Mr and Mrs McCulloch took out a 23-year joint life policy in 2006 which they cancelled, in 2013, when they separated. In November 2013, Mr McCulloch applied for a single life policy on his own from Aviva, but failed to disclose on the application form: that he had been consulting his GP in relation to possible mental health issues since September 2013, that he had been referred for psychiatric assessment, and that he was awaiting a CT scan. He later sought to claim for terminal illness benefit following being diagnosed with a rare terminal form of earlyonset dementia identified by the CT scan. Aviva declined the claim on the grounds of misrepresentation, and avoided the policy owing to negligence or careless, rather than innocent, non-disclosure. Aviva stated that it would not have offered the policy if disclosure had been made.
The FOS decided that special consideration had to be given to Mr McCulloch’s illness as he could not be expected to make the same disclosures expected of a reasonable person and, accordingly “[i]n cases of innocent misrepresentation, the appropriate remedy is to disregard the information that wasn’t included in the application form. So Aviva should reinstate the policy on its original terms and consider Mr McCulloch’s claim”. Aviva sought judicial review of the decision.

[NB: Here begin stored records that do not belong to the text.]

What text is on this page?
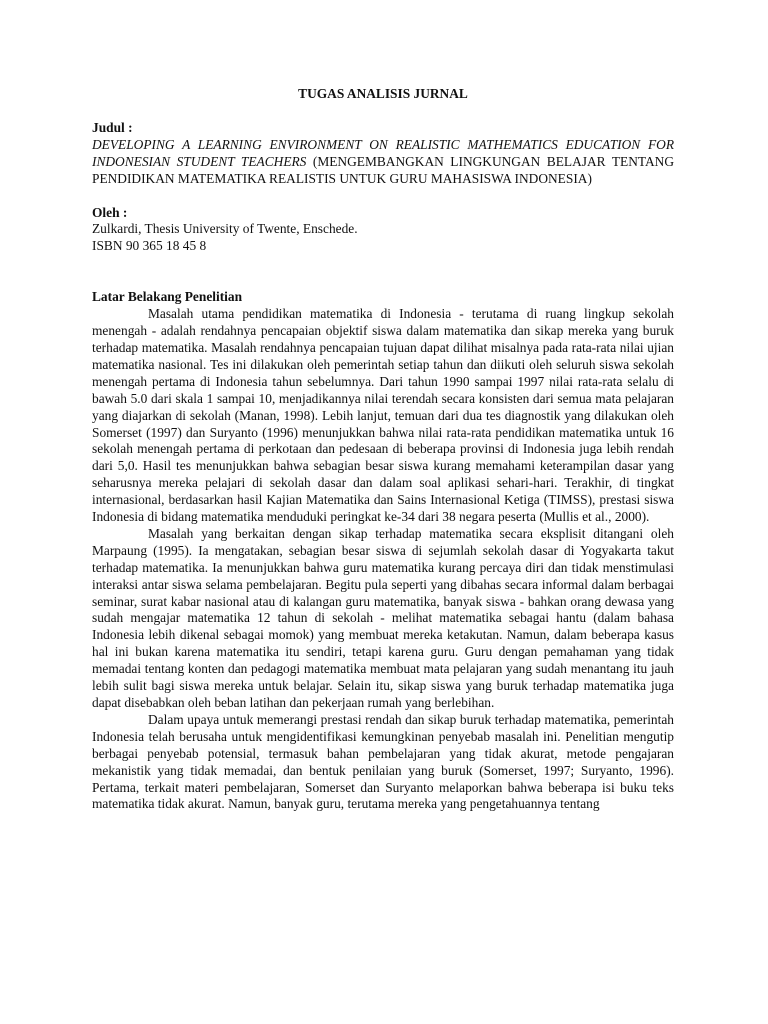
TUGAS ANALISIS JURNAL

Judul :

DEVELOPING A LEARNING ENVIRONMENT ON REALISTIC MATHEMATICS EDUCATION FOR INDONESIAN STUDENT TEACHERS (MENGEMBANGKAN LINGKUNGAN BELAJAR TENTANG PENDIDIKAN MATEMATIKA REALISTIS UNTUK GURU MAHASISWA INDONESIA)

Oleh :

Zulkardi, Thesis University of Twente, Enschede.

ISBN 90 365 18 45 8

Latar Belakang Penelitian

Masalah utama pendidikan matematika di Indonesia - terutama di ruang lingkup sekolah menengah - adalah rendahnya pencapaian objektif siswa dalam matematika dan sikap mereka yang buruk terhadap matematika. Masalah rendahnya pencapaian tujuan dapat dilihat misalnya pada rata-rata nilai ujian matematika nasional. Tes ini dilakukan oleh pemerintah setiap tahun dan diikuti oleh seluruh siswa sekolah menengah pertama di Indonesia tahun sebelumnya. Dari tahun 1990 sampai 1997 nilai rata-rata selalu di bawah 5.0 dari skala 1 sampai 10, menjadikannya nilai terendah secara konsisten dari semua mata pelajaran yang diajarkan di sekolah (Manan, 1998). Lebih lanjut, temuan dari dua tes diagnostik yang dilakukan oleh Somerset (1997) dan Suryanto (1996) menunjukkan bahwa nilai rata-rata pendidikan matematika untuk 16 sekolah menengah pertama di perkotaan dan pedesaan di beberapa provinsi di Indonesia juga lebih rendah dari 5,0. Hasil tes menunjukkan bahwa sebagian besar siswa kurang memahami keterampilan dasar yang seharusnya mereka pelajari di sekolah dasar dan dalam soal aplikasi sehari-hari. Terakhir, di tingkat internasional, berdasarkan hasil Kajian Matematika dan Sains Internasional Ketiga (TIMSS), prestasi siswa Indonesia di bidang matematika menduduki peringkat ke-34 dari 38 negara peserta (Mullis et al., 2000).

Masalah yang berkaitan dengan sikap terhadap matematika secara eksplisit ditangani oleh Marpaung (1995). Ia mengatakan, sebagian besar siswa di sejumlah sekolah dasar di Yogyakarta takut terhadap matematika. Ia menunjukkan bahwa guru matematika kurang percaya diri dan tidak menstimulasi interaksi antar siswa selama pembelajaran. Begitu pula seperti yang dibahas secara informal dalam berbagai seminar, surat kabar nasional atau di kalangan guru matematika, banyak siswa - bahkan orang dewasa yang sudah mengajar matematika 12 tahun di sekolah - melihat matematika sebagai hantu (dalam bahasa Indonesia lebih dikenal sebagai momok) yang membuat mereka ketakutan. Namun, dalam beberapa kasus hal ini bukan karena matematika itu sendiri, tetapi karena guru. Guru dengan pemahaman yang tidak memadai tentang konten dan pedagogi matematika membuat mata pelajaran yang sudah menantang itu jauh lebih sulit bagi siswa mereka untuk belajar. Selain itu, sikap siswa yang buruk terhadap matematika juga dapat disebabkan oleh beban latihan dan pekerjaan rumah yang berlebihan.

Dalam upaya untuk memerangi prestasi rendah dan sikap buruk terhadap matematika, pemerintah Indonesia telah berusaha untuk mengidentifikasi kemungkinan penyebab masalah ini. Penelitian mengutip berbagai penyebab potensial, termasuk bahan pembelajaran yang tidak akurat, metode pengajaran mekanistik yang tidak memadai, dan bentuk penilaian yang buruk (Somerset, 1997; Suryanto, 1996). Pertama, terkait materi pembelajaran, Somerset dan Suryanto melaporkan bahwa beberapa isi buku teks matematika tidak akurat. Namun, banyak guru, terutama mereka yang pengetahuannya tentang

The High Court decided that the Ombudsman had not given sufficient reasons for its decision nor had it followed the relevant law, guidance and practice. The FOS’ jurisdiction was derived from the Financial Services and Markets Act 2000 and when exercising its compulsory jurisdiction, a complaint had to be determined with reference to what was, in the opinion of the ombudsman, fair and reasonable in all the circumstances and this included taking into account relevant laws and regulations and, where appropriate, good industry practice at the relevant time. When the ombudsman did not follow the relevant law, guidance and practice (as it is entitled to do so), it is incumbent on the ombudsman to explain why it had not.
It was not disputed that Aviva had followed the relevant law, guidance and practice and so, as a result, its decision was not prima facie unfair or unreasonable. At the same time, it would not be unreasonable for the FOS to hold the insurer to its contract given the unusual circumstances of the case. However, if it did, careful reasons had to be given for any lawful decision to uphold a complaint
In light of its conclusions, the High Court quashed the Ombudsman’s decision with the effect that the FOS had to reconsider the complaints.